Based on results of the Gallup World Poll as well as an analysis of data related to the happiness impacts of Covid-19, Mexico’s score on the World Happiness Report index was 5.96, an 8% slump compared to its average score between 2017 and 2019 when its average ranking was 23rd.

The only nations that dropped more than Mexico – the worst country to be in during the pandemic, according to an analysis by the Bloomberg news agency – were El Salvador, the Philippines and Benin.

Mexico has struggled especially hard against the Coronavirus pandemic. 

Since the pandemic started, Mexico has fared far worse than many other countries across Latin America. Today, there are reports that Mexico has been undercounting and underreporting both the number of confirmed cases and the number of deaths. Given this reality, the country is 2nd worst in the world when it comes to number of suspected deaths, with more than 200,000 people dead. 

Could the happiness level have an impact on this year’s elections?
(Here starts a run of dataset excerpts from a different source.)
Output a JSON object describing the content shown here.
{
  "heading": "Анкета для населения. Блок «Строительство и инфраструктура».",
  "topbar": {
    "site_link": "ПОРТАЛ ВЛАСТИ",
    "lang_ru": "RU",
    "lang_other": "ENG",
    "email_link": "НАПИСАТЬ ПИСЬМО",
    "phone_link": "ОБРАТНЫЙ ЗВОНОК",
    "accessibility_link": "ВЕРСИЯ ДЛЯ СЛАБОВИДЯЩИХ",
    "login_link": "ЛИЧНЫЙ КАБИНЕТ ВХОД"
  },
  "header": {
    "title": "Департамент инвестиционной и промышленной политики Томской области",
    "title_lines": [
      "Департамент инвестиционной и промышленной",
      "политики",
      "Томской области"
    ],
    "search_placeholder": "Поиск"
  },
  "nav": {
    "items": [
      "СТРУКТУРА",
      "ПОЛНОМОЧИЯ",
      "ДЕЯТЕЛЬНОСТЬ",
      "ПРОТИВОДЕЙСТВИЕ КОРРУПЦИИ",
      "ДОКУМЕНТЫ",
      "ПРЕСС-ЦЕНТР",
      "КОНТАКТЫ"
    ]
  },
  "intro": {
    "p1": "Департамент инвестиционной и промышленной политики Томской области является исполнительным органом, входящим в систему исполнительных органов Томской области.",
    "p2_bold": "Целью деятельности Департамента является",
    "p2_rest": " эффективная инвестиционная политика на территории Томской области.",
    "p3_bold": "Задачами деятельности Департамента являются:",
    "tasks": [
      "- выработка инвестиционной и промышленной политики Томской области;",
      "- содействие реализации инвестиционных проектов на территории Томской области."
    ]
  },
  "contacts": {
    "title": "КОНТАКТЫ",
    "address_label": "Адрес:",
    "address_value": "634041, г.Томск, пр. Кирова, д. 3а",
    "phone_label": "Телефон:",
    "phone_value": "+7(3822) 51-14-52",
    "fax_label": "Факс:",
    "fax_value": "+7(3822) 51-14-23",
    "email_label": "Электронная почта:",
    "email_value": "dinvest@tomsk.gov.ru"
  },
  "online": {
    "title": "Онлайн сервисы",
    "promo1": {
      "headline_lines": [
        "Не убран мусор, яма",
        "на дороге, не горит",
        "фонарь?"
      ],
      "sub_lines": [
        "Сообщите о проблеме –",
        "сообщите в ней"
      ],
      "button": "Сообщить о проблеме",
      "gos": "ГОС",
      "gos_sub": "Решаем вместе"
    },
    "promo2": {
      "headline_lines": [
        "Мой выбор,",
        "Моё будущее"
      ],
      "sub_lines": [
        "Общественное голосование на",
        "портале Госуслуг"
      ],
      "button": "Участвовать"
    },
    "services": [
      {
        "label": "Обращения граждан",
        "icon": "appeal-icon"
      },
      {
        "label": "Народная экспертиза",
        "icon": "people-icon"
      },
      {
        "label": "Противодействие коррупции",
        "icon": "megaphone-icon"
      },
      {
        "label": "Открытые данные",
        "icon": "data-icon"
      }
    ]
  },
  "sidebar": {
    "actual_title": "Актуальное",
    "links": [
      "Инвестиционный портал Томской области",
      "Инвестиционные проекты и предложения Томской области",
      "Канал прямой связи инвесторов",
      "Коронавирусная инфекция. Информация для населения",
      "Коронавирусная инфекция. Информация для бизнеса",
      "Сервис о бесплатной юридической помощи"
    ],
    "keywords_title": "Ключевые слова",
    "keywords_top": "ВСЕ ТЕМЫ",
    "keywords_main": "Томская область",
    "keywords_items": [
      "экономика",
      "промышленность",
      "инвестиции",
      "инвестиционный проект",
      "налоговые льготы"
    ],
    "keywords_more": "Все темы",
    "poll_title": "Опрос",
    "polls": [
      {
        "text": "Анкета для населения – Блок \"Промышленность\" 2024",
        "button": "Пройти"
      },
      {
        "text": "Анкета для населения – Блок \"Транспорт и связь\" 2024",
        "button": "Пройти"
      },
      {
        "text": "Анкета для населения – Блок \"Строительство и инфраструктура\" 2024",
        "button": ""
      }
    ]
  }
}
Given that Mexico’s decline in the rankings appears related to the severity of the coronavirus pandemic here, one might assume that the popularity of the federal government – which has been widely condemned for its management of the crisis from both a health and economic perspective – would take a hit.

But a poll published earlier this month found that 55.9% of respondents approved of President López Obrador’s management of the pandemic and 44% indicated that they would vote for the ruling Morena party if the election for federal deputies were held the day they were polled.

Support for Morena, which apparently got a shot in the arm from the national vaccination program even as it proceeded slowly, was more than four times higher than that for the two main opposition parties, the PAN and the PRI.

Still, Mexico’s slide in the happiness rankings could give López Obrador – who has claimed that ordinary Mexicans are happier with him in office – pause for thought.